Wild Flag

Wild Flag

(Merge; 2011)

By Maura McAndrew | 19 September 2011

In a recent interview with The AV Club, Mary Timony of Wild Flag characterized the band’s debut record: “I began to realize almost every song was about returning, maybe having lost music and returning to it and making the decision, ‘I can’t leave it, and I love it, and it’s my life.’” Partner in crime Carrie Brownstein added, “We’re grappling with why and whether you can still find salvation in art, and whether it’s okay to, whether by now we should have found salvation in the white picket fence and kids.” It’s pretty clear on Wild Flag that they, along with bandmates Janet Weiss and Rebecca Cole, have found their salvation—in pure and simple rock ’n’ roll. It’s a debut, but also a comeback for a group of women whose careers have taken them in different directions over the years; it’s straightforward, electric, voracious, a document of a band relaxed and in their element: “I can’t leave it, and I love it, and it’s my life.”

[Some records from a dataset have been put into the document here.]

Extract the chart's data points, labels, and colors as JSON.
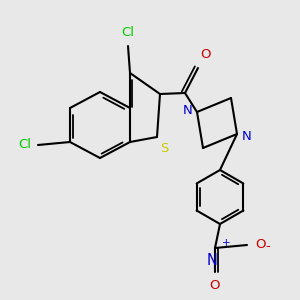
{
  "bg_color": "#e8e8e8",
  "bond_color": "#000000",
  "S_color": "#cccc00",
  "Cl_color": "#00cc00",
  "O_color": "#cc0000",
  "N_color": "#0000cc",
  "lw": 1.5,
  "lw_inner": 1.3,
  "fs": 9.5,
  "figsize": [
    3.0,
    3.0
  ],
  "dpi": 100,
  "xlim": [
    0,
    300
  ],
  "ylim": [
    0,
    300
  ]
}
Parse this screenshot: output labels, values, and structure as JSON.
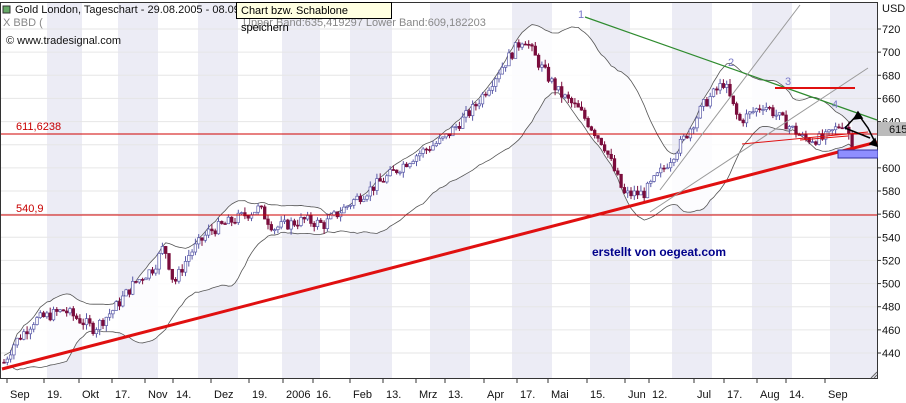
{
  "header": {
    "title": "Gold London, Tageschart - 29.08.2005 - 08.09",
    "source": "© www.tradesignal.com",
    "legend_prefix": "X BBD (",
    "legend_bands": "Upper Band:635,419297 Lower Band:609,182203"
  },
  "tooltip": {
    "text": "Chart bzw. Schablone speichern"
  },
  "annotations": {
    "credit": "erstellt von oegeat.com",
    "level_high": "611,6238",
    "level_low": "540,9",
    "price_tag": "615",
    "wave_1": "1",
    "wave_2": "2",
    "wave_3": "3",
    "wave_4": "4"
  },
  "colors": {
    "candle_up": "#5a5aa8",
    "candle_down": "#7a0d3c",
    "trend_red": "#e01010",
    "level_red": "#d00000",
    "resistance_green": "#2e8b2e",
    "band": "#555555",
    "stripe": "#dcdcec",
    "pricetag_bg": "#bbbbbb",
    "box_fill": "#8f8fff"
  },
  "chart_data": {
    "type": "candlestick",
    "title": "Gold London, Tageschart - 29.08.2005 - 08.09",
    "x_labels": [
      "Sep",
      "19.",
      "Okt",
      "17.",
      "Nov",
      "14.",
      "Dez",
      "19.",
      "2006",
      "16.",
      "Feb",
      "13.",
      "Mrz",
      "13.",
      "Apr",
      "17.",
      "Mai",
      "15.",
      "Jun",
      "12.",
      "Jul",
      "17.",
      "Aug",
      "14.",
      "Sep"
    ],
    "y_ticks": [
      440,
      460,
      480,
      500,
      520,
      540,
      560,
      580,
      600,
      620,
      640,
      660,
      680,
      700,
      720,
      "USD"
    ],
    "ylim": [
      428,
      732
    ],
    "n_bars": 260,
    "approx_closes": [
      [
        0,
        432
      ],
      [
        10,
        448
      ],
      [
        30,
        468
      ],
      [
        60,
        477
      ],
      [
        90,
        461
      ],
      [
        110,
        478
      ],
      [
        130,
        500
      ],
      [
        150,
        514
      ],
      [
        160,
        533
      ],
      [
        170,
        500
      ],
      [
        185,
        525
      ],
      [
        205,
        545
      ],
      [
        225,
        553
      ],
      [
        255,
        565
      ],
      [
        270,
        548
      ],
      [
        300,
        555
      ],
      [
        320,
        551
      ],
      [
        350,
        572
      ],
      [
        380,
        590
      ],
      [
        410,
        610
      ],
      [
        440,
        625
      ],
      [
        470,
        652
      ],
      [
        500,
        690
      ],
      [
        520,
        713
      ],
      [
        535,
        690
      ],
      [
        555,
        665
      ],
      [
        575,
        650
      ],
      [
        600,
        620
      ],
      [
        620,
        577
      ],
      [
        640,
        578
      ],
      [
        660,
        600
      ],
      [
        680,
        625
      ],
      [
        700,
        655
      ],
      [
        720,
        674
      ],
      [
        735,
        640
      ],
      [
        760,
        655
      ],
      [
        780,
        640
      ],
      [
        800,
        625
      ],
      [
        820,
        625
      ],
      [
        840,
        640
      ],
      [
        851,
        615
      ]
    ],
    "series": [
      {
        "name": "Upper Band",
        "last": 635.419297
      },
      {
        "name": "Lower Band",
        "last": 609.182203
      }
    ],
    "horizontal_levels": [
      611.6238,
      540.9
    ],
    "last_price": 615
  }
}
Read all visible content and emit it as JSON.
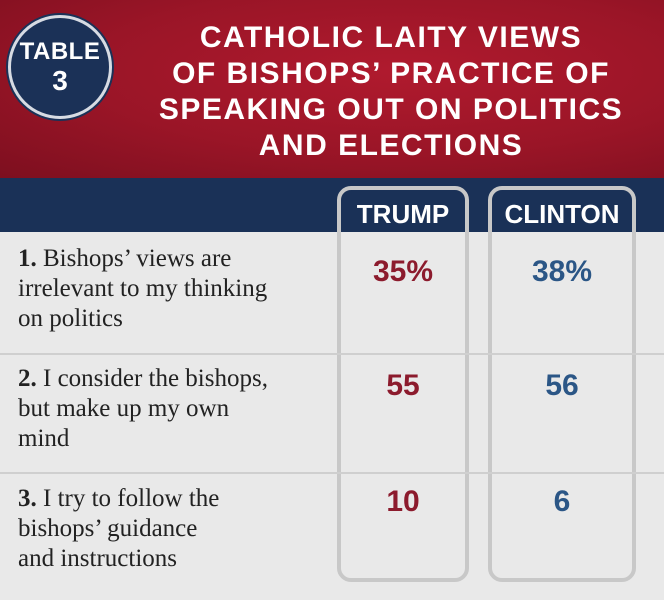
{
  "badge": {
    "label": "TABLE",
    "number": "3"
  },
  "title_lines": [
    "CATHOLIC LAITY VIEWS",
    "OF BISHOPS’ PRACTICE OF",
    "SPEAKING OUT ON POLITICS",
    "AND ELECTIONS"
  ],
  "columns": {
    "trump": "TRUMP",
    "clinton": "CLINTON"
  },
  "rows": [
    {
      "num": "1.",
      "text": "Bishops’ views are irrelevant to my thinking on politics",
      "line1": "Bishops’ views are",
      "line2": "irrelevant to my thinking",
      "line3": "on politics",
      "trump": "35%",
      "clinton": "38%"
    },
    {
      "num": "2.",
      "text": "I consider the bishops, but make up my own mind",
      "line1": "I consider the bishops,",
      "line2": "but make up my own",
      "line3": "mind",
      "trump": "55",
      "clinton": "56"
    },
    {
      "num": "3.",
      "text": "I try to follow the bishops’ guidance and instructions",
      "line1": "I try to follow the",
      "line2": "bishops’ guidance",
      "line3": "and instructions",
      "trump": "10",
      "clinton": "6"
    }
  ],
  "colors": {
    "header_red": "#9a1527",
    "navy": "#1a3157",
    "trump_red": "#8c1b2d",
    "clinton_blue": "#2b5686"
  }
}
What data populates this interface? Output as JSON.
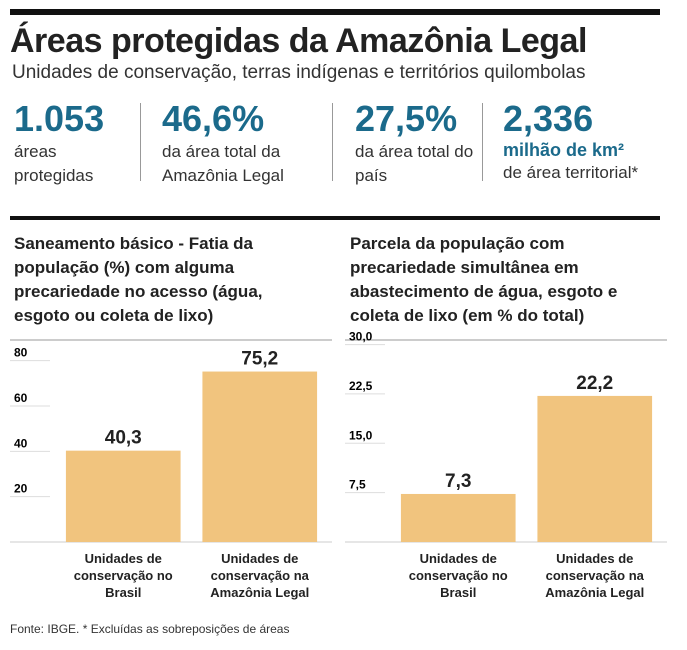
{
  "header": {
    "title": "Áreas protegidas da Amazônia Legal",
    "subtitle": "Unidades de conservação, terras indígenas e territórios quilombolas"
  },
  "stats": [
    {
      "value": "1.053",
      "label": "áreas protegidas"
    },
    {
      "value": "46,6%",
      "label": "da área total da Amazônia Legal"
    },
    {
      "value": "27,5%",
      "label": "da área total do país"
    },
    {
      "value": "2,336",
      "unit": "milhão de km²",
      "label": "de área territorial*"
    }
  ],
  "chart_data": [
    {
      "type": "bar",
      "title": "Saneamento básico - Fatia da população (%) com alguma precariedade no acesso (água, esgoto ou coleta de lixo)",
      "categories": [
        "Unidades de conservação no Brasil",
        "Unidades de conservação na Amazônia Legal"
      ],
      "values": [
        40.3,
        75.2
      ],
      "value_labels": [
        "40,3",
        "75,2"
      ],
      "color": "#f1c47e",
      "ylim": [
        0,
        90
      ],
      "yticks": [
        20,
        40,
        60,
        80
      ],
      "grid": true
    },
    {
      "type": "bar",
      "title": "Parcela da população com precariedade simultânea em abastecimento de água, esgoto e coleta de lixo (em % do total)",
      "categories": [
        "Unidades de conservação no Brasil",
        "Unidades de conservação na Amazônia Legal"
      ],
      "values": [
        7.3,
        22.2
      ],
      "value_labels": [
        "7,3",
        "22,2"
      ],
      "color": "#f1c47e",
      "ylim": [
        0,
        31
      ],
      "yticks": [
        {
          "value": 7.5,
          "label": "7,5"
        },
        {
          "value": 15,
          "label": "15,0"
        },
        {
          "value": 22.5,
          "label": "22,5"
        },
        {
          "value": 30,
          "label": "30,0"
        }
      ],
      "grid": true
    }
  ],
  "footer": "Fonte: IBGE. * Excluídas as sobreposições de áreas"
}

Wild Flag is concise but jumpy, perhaps a party record in that sense. Timony and Brownstein share vocal duties, and while Brownstein’s songs are (unsurprisingly) edgier, Timony’s provide a nice balance—softer, sometimes more sprawling, but always of the same spirit. And what is that spirit, exactly? There are a lot of factors at play, from punk and garage to the slightest tinge of girl-group harmonizing, and it seems to be a truely inclusive effort, the band working overtime to sustain the record’s boundless energy and generally good vibes. The basic dynamic: Weiss lays the foundation, Brownstein and Timony bring the balls-out charisma (and killer guitar work), and Cole’s organ proves the surprising retro touch steering Wild Flag away from the most obvious of Sleater-Kinney sound-alike territory.

As Timony observed above, the main subject on Wild Flag’s collective mind seems to be a love of music: what it does for us, and why they can’t let it go. “Electric Band” is an obvious example of this, along with opening track “Romance,” which spells out all one needs to know right away, celebrating that certain bond being in a band creates. Brownstein sings, “The sound is what found us / Sound is the blood between me and you.” “Romance” kicks things off dazzlingly, especially when followed by one of Timony’s best contributions, the tense “Something Came Over Me,” a soaring, catchy number backed by choral “la“s. “Boom” is a dance-floor celebration courtesy of an off-the-charts vocal performance by Brownstein, whose “1, 2, 3, 4 / I like the way you move around the floor” abandons cliché through sheer conviction and longing. Some might say that women in their late thirties and early forties are too old for such club-scene sentiments, but the ladies in Wild Flag retort with an equally blunt fuck ’em all; this is what we do. It’s hard to argue.

The only songs on Wild Flag that seem to really break the dance-party mold are the psychedelic “Glass Tambourine,” a refreshingly chilly tune which meanders its way to the five-and-a-half-minute mark, and late-album highlight “Racehorse,” which eventually proves to be the ultimate Wild Flag song. Chock-full of late ’70s punk swagger, “Racehorse” begins with Brownstein alone on clipped vocals but builds to include the whole band and then some, the mess of people and limbs and attitudes sneering and shouting the refrain, “We’re in the money!” It’s Wild Flag‘s best moment, simply showcasing how much these musicians enjoy working together and how well suited they are to one another.

In fact, the pleasures of Wild Flag all share this sort of fleeting nature—the songs aren’t terribly memorable, they won’t stop one suddenly in one’s tracks, but they succeed through a sense of unceasing joy and torrential personality. This is a record made by people who want to be doing exactly this—and it’s that rare kind of commitment that can only come from such elder statesman, transforming a pretty good record into pretty great reminder of why we should still be paying attention at all.